February 12, 1943, Winnipeg Free Press

On January 17, 1943, Edelson appeared on the daily war list as “missing in action” after his plane was shot down on a bombing mission over Berlin. It wasn’t until a month later that he was noted as “previously reported as missing, now prisoner of war” section. It turns out that a German spotlight tracked his parachute as he came down to earth and was captured. The International Red Cross found him at a German POW camp and notified Canadian authorities.
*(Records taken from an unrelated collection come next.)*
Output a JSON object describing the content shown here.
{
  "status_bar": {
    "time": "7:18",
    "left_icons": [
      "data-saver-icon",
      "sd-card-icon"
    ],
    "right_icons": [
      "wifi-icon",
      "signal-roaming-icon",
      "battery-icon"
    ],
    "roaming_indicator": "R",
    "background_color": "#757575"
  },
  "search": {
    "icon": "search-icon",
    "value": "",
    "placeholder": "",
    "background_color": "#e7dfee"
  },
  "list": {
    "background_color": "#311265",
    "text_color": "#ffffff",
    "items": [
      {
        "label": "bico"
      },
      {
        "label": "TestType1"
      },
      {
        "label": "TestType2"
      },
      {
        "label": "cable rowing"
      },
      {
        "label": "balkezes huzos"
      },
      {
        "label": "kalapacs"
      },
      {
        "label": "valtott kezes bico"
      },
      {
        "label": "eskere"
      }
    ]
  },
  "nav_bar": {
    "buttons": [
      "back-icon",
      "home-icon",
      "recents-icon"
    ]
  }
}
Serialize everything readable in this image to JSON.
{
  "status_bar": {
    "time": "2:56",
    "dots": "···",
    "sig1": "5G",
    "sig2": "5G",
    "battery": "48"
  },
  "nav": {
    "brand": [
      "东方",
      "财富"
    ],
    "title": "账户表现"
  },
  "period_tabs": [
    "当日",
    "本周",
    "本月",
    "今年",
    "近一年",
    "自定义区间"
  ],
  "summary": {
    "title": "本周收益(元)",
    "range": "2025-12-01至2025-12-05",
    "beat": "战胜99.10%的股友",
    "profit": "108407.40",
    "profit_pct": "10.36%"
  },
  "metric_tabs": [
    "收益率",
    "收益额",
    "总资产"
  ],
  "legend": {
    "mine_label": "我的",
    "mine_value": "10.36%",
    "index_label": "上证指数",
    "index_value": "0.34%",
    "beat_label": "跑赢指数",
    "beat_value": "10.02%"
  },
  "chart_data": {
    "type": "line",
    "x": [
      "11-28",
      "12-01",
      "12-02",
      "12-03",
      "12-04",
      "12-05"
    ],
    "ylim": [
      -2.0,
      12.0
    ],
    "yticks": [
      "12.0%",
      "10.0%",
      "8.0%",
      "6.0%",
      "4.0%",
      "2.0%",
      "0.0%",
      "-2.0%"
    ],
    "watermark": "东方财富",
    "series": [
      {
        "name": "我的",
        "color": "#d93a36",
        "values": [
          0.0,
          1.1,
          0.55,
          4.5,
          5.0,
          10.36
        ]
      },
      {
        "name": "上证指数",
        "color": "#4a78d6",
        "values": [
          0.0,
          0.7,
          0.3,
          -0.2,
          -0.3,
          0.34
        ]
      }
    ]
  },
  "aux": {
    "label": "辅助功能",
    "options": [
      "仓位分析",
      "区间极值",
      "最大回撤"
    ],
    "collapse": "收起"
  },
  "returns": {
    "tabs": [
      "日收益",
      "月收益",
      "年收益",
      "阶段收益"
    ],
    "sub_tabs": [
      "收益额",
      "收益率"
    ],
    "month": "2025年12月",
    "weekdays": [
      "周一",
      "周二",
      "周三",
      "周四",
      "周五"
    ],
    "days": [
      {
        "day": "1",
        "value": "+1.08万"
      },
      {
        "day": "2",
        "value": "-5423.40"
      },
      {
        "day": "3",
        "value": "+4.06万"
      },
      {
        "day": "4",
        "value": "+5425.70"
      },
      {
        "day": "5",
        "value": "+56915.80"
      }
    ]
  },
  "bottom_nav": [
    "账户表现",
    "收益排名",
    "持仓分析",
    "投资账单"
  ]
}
The Edelsons likely found comfort with members of the Neighbours Club, particularly with the Boyds at number 500. Of their three sons who were serving, Robert S. Boyd, was being held prisoner in Hong Kong. Margaret Edelson also became the vice president of the Winnipeg branch of the POW Relatives’ Association.

May 25, 1945, Winnipeg Free Press

On the daily war list of May 4, 1945, Edelson was reported as "Previously Prisoner, Now Safe in U.K.". He was one of 130 R.C.A.F. prisoners of war repatriated from their German prison camp.

Edelson returned to Winnipeg and began working for Stephen's Paint and married Lois. According to his obituary, he was transferred to their Calgary office in 1954 before going on to have a career with Investors.

John Edelson died at Calgary in January 2011 at the age of 94.

Robert S. Boyd of 500 Newman Street also survived his time in a Japanese POW camp.